If you try commenting on any post prior to November 15th, you’ll find yourself aggregiously cockblocked. Not my doing, mind. That would be Blogger who has jacked my shit up all to hell. Seems that taking their (strongarming) suggestion that I upgrade my account to Blogger beta was a baaaaaad idea. They’ve only been griping at me to do this since, oh, July or some crap like that. Every time I’d log in…”You should upgrade! It only takes minutes!” Uh huh. And about seventy-five percent of your soul.
I apologize if you really really have this burning need to speak up about something from my past. Feel free to comment about it in one of the newer posts. I won’t yell at you. I get karma points for shit like that. Which I will spend finally deciding on which software I wish to use to self-host my blog. I’m torn between WordPress and MovableType, both of which I’ve heard nothing but awesome things about. So if you have recommendations or would just like to tell me what a silly ass I am for not having moved into the 21st century sooner, please feel free!

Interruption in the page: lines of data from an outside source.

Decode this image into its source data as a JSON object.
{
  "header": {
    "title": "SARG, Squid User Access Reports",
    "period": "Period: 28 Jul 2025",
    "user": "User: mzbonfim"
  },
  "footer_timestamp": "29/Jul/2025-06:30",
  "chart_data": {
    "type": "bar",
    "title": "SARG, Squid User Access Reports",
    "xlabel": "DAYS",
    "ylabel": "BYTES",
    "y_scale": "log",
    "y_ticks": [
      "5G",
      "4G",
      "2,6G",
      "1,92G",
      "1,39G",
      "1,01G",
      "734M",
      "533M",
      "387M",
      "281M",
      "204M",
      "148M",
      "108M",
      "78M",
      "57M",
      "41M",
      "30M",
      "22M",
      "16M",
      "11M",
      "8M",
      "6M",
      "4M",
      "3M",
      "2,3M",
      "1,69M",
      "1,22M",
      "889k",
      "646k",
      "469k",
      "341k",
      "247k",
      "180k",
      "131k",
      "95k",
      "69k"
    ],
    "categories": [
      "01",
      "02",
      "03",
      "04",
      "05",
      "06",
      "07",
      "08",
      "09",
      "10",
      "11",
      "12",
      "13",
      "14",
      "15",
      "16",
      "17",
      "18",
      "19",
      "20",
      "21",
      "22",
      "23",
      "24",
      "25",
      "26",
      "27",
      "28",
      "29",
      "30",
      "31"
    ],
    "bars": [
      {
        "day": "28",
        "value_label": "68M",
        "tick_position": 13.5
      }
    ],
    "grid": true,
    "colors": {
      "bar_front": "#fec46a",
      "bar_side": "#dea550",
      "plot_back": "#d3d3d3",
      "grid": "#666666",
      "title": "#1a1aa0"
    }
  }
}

Yesterday as I was sitting at a stoplight with my window down, a guy in a really snazzy new Lexus rolled up next to me with his passenger window down and hollered across to me “Hey!”
I usually hesitate to make eye contact with the kind of guys who would just randomly shout at women from their cars, mostly because it’s either for ridicule or mildly inappropriate propositions. However, something in this guy’s voice made me rethink my Ignore the Gigolos mandate and turn my head. With a huge grin plastered across his face, he shot me a thumbs-up and hollered “I LOVE YOUR BUMPER STICKER!” before pulling away. I stuck my head out of my window and shouted “THANK YOU!” before getting beeped by the impatient turd behind me.
I tell you, that made my day. I’m so proud of the one and only bumper sticker I’ve ever adhered to my car, the one I bought at Tangents in Fort Bragg back in July (in return I earned about ten thousand karma points). The one you can buy for yourself from this website if you so choose. They rock. They make a clear statement. And they’ll make your breasts increase four cup sizes or your manhood triple in length AND girth. (it’s the instant karma)
Come on. You know you wanna be a liberal. It’s fun. We provide snacks. And porn. And now apparently hot guys in sweet cars who will happily shout at you in rush-hour traffic.
So I did something wacky the other day. I finally got up the gumption to put my name in the hat for the Annual Holiday Card Exchange hosted by the wicked-funny Weetabix. It’s a fun little activity she organized quite a few years back wherein folks sign up and are given a list of 39 other people to whom they will send holiday cards. I know, I must be fucking mad, right? Typically I can barely get out the cards for everyone on my regular holiday list, and now I’m adding 39 strangers to the mix?
Nah. I’ll be fine this time. Because people are counting on me. And besides, I bought some really awesome cards that I will show you later ’cause I don’t want to spoil the surprise for anyone who might end up on my list. Yes, that’s right, I was brave enough to give up the ghost on my URL, and now there’s the potential that all these Uber Cool Bloggers (god, is there a better word I can use? “Journalists” sounds pretenious, “diarists” sounds nefarious, and “blogger” almost implies these days that one actually utilizes the Blogger interface) could be visiting my sad, wilted little site. It’s a tad daunting, but I have to believe that most of these folks have better things to do with their time than hanging around the likes of this joint. They’re busy being witty and charming. And no, I’m not kissing ass. I tell you, there’s just the best niche of interesting and funny blog-diary-journal folks that I was fortunate enough to stumble upon and I fully blame them for the fact that I get exactly Jack Shit done in my day. Reading 90 awesome blogs is a lot of work. Especially since half of them are participating in NaBloPoMo (bastards!).
I’m looking forward to this. I just hope I don’t disappoint.
Happy Tuesday folks…today’s my last day of work before holiday vacation. w00t! You’ll hear from me before the turkey hits the table, so don’t fret. Because you so know you were fretting. Don’t deny. I can smell it.